Strengths of our study include its prospective, pre/post, and randomizedd design, the use of PneuRIP technology to objectively measure work of breathing, and the use of a high-resolution pulse oximeter for continuous SpO2 monitoring rather than intermittent vital sign documentation. We eliminated data that did not meet a predefined standard and allowed for a 5 minute stabilization period which likely increased the accuracy of our data. Although designed as a pilot study, it was 90% powered to detect a 20 degree change in phase angle at alpha of 0.05 for our 28 patient cohort.
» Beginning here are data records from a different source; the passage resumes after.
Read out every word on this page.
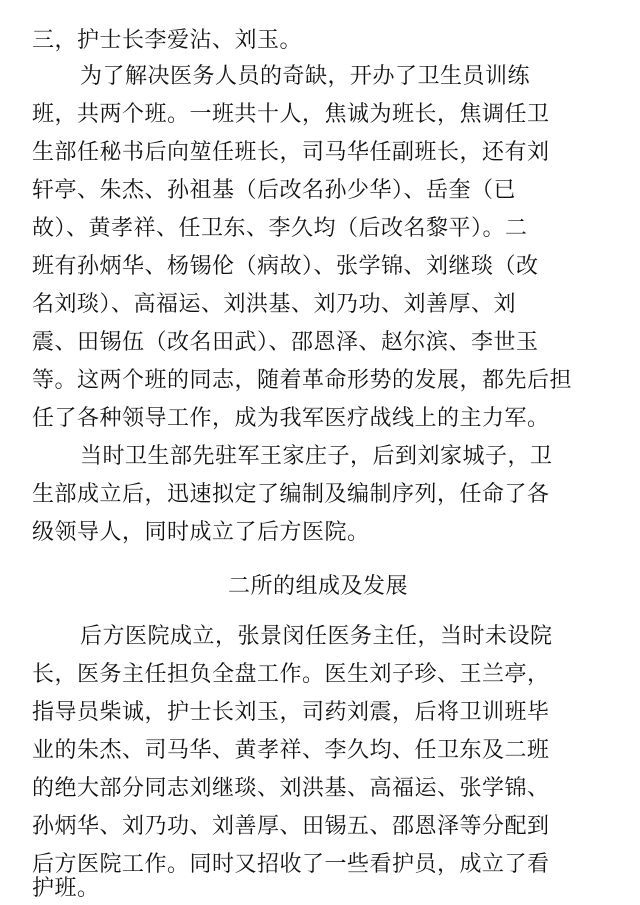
三，护士长李爱沾、刘玉。
为了解决医务人员的奇缺，开办了卫生员训练
班，共两个班。一班共十人，焦诚为班长，焦调任卫
生部任秘书后向堃任班长，司马华任副班长，还有刘
轩亭、朱杰、孙祖基（后改名孙少华）、岳奎（已
故）、黄孝祥、任卫东、李久均（后改名黎平）。二
班有孙炳华、杨锡伦（病故）、张学锦、刘继琰（改
名刘琰）、高福运、刘洪基、刘乃功、刘善厚、刘
震、田锡伍（改名田武）、邵恩泽、赵尔滨、李世玉
等。这两个班的同志，随着革命形势的发展，都先后担
任了各种领导工作，成为我军医疗战线上的主力军。
当时卫生部先驻军王家庄子，后到刘家城子，卫
生部成立后，迅速拟定了编制及编制序列，任命了各
级领导人，同时成立了后方医院。
二所的组成及发展
后方医院成立，张景闵任医务主任，当时未设院
长，医务主任担负全盘工作。医生刘子珍、王兰亭，
指导员柴诚，护士长刘玉，司药刘震，后将卫训班毕
业的朱杰、司马华、黄孝祥、李久均、任卫东及二班
的绝大部分同志刘继琰、刘洪基、高福运、张学锦、
孙炳华、刘乃功、刘善厚、田锡五、邵恩泽等分配到
后方医院工作。同时又招收了一些看护员，成立了看
护班。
It is unlikely that a larger sample size would identify a clinically significant change in phase angle but may be considered to determine the impact of KMC on WOB indices in certain subpopulations.

Limitations of our study include short duration of KMC, lack of standardization of maternal/infant positioning during KMC, sleep-wake cycles not documented, and inconsistent feeding during KMC. We chose to allow feeding as this is standard practice during KMC at our institution and it allowed mothers to spend the most time holding their infant between care times.

5 Conclusion

KMC appears to be safe and well tolerated in VLBW infants with regard to their respiratory status. Infants in our study maintained normal HR, RR and SpO2, though no significant respiratory benefits were noted during the duration of our intervention. We hope that this information will support the continued implementation and encouragement of KMC in this patient population however, larger studies should be performed to confirm our findings.